O canto da sereia, Manoel Odorico Mendes e os nossos investimentos



Cerâmica grega antiga em que o
solete Ulisses resiste ao canto da
sereia fazendo-se amarrar


  solerte=esperto                                

              Da obra A Odisséia, versos, traduzida por Manoel Odorico Mendes, 1799-1864. A tradução do grego para o português de Manoel Odorico da Odisséia é um dos maiores monumentos da língua portuguiesa:


Mal acabava, à ilha das Sereias
Avizinha-se a nau com vento fresco.
Súbito acalma, e um deus serena as ondas;
Já ferrado no bojo o pano arreiam,
Do liso abeto ao golpe alveja a espuma.
De cera um disco a bronze em porções corto,
Forte as machuco e as amoleço ao lume

Do Hiperiônio Sol, de homem por homem
Os ouvidos entupo; ao mastro em cordas
Atam-me pés e mãos, e aos remos tornam.
Eis, a alcance de um grito, elas, que atentam
O impelido baixel, canoro entoam:
“Tem-te, honra dos Aqueus, famoso Ulisses,
Nenhum passa daqui, sem que das bocas
Nos ouça a melodia, e com deleite
E instruído se vai. Consta-nos quanto
O Céu vos molestou na larga Tróia,
Quanto se faz nos consta n’alma terra.”
Destarte consonavam: da harmonia
Encantado, acenei que me soltassem;
Mas curvam-se remando, e com mais cordas
Perimedes e Euríloco me arrocham.
Nem já toava ao longe a cantilena,
Quando os consócios, desuntada a cera,
Desamarram-me enfim.



                                                          Em razão da passagem destes versos é que surgiu a expressão canto da sereia como algo irresistível que o solerte Ulisses superou fazendo-se amarrar no mastro da embarcação com a recomendação que não fosse solto, nem que se pedisse, ao contrário, que as amarras fossem reforçadas.

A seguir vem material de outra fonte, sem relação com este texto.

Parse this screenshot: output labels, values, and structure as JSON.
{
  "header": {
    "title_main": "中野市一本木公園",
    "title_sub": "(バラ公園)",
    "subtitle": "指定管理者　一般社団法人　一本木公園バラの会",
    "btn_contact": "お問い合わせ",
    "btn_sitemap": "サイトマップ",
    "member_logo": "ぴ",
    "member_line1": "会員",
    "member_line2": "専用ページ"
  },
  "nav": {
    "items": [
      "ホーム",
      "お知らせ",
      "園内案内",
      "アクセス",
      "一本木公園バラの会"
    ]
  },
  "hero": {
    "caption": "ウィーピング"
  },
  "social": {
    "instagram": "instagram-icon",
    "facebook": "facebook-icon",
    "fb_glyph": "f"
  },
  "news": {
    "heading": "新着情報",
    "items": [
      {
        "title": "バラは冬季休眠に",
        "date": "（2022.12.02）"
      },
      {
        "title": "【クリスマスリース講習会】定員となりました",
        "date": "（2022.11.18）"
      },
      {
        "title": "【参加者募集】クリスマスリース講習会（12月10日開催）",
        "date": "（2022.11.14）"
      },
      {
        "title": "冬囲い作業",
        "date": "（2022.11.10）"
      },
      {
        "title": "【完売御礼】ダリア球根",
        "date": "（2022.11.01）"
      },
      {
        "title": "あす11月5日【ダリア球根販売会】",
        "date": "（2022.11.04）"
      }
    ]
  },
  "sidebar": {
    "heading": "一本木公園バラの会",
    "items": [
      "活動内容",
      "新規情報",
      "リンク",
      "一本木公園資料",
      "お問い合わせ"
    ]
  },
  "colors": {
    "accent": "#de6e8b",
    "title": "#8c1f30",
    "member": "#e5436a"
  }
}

Sereia é um ser mitológico, parte mulher e parte pássaro, em versões a partir da idade média por influência da igreja estes seres aparecem como parte mulher e parte peixe. Filhas do rio Aquelôo e da musa Terpsícore, eram tão lindas e cantavam com tanta sonoridade que enfeitiçavam e dominavam as mentes dos tripulantes dos navios que passavam por elas para que estes colidissem com os rochedos e afundassem. Uma vez no mar os tripulantes eram DEVORADOS. É um dos mitos da mulher devoradora. A falácia das Sereias é clara nos seguintes versos: Nenhum passa daqui, sem que das bocas/Nos ouça a melodia, e com deleite/E instruído se vai.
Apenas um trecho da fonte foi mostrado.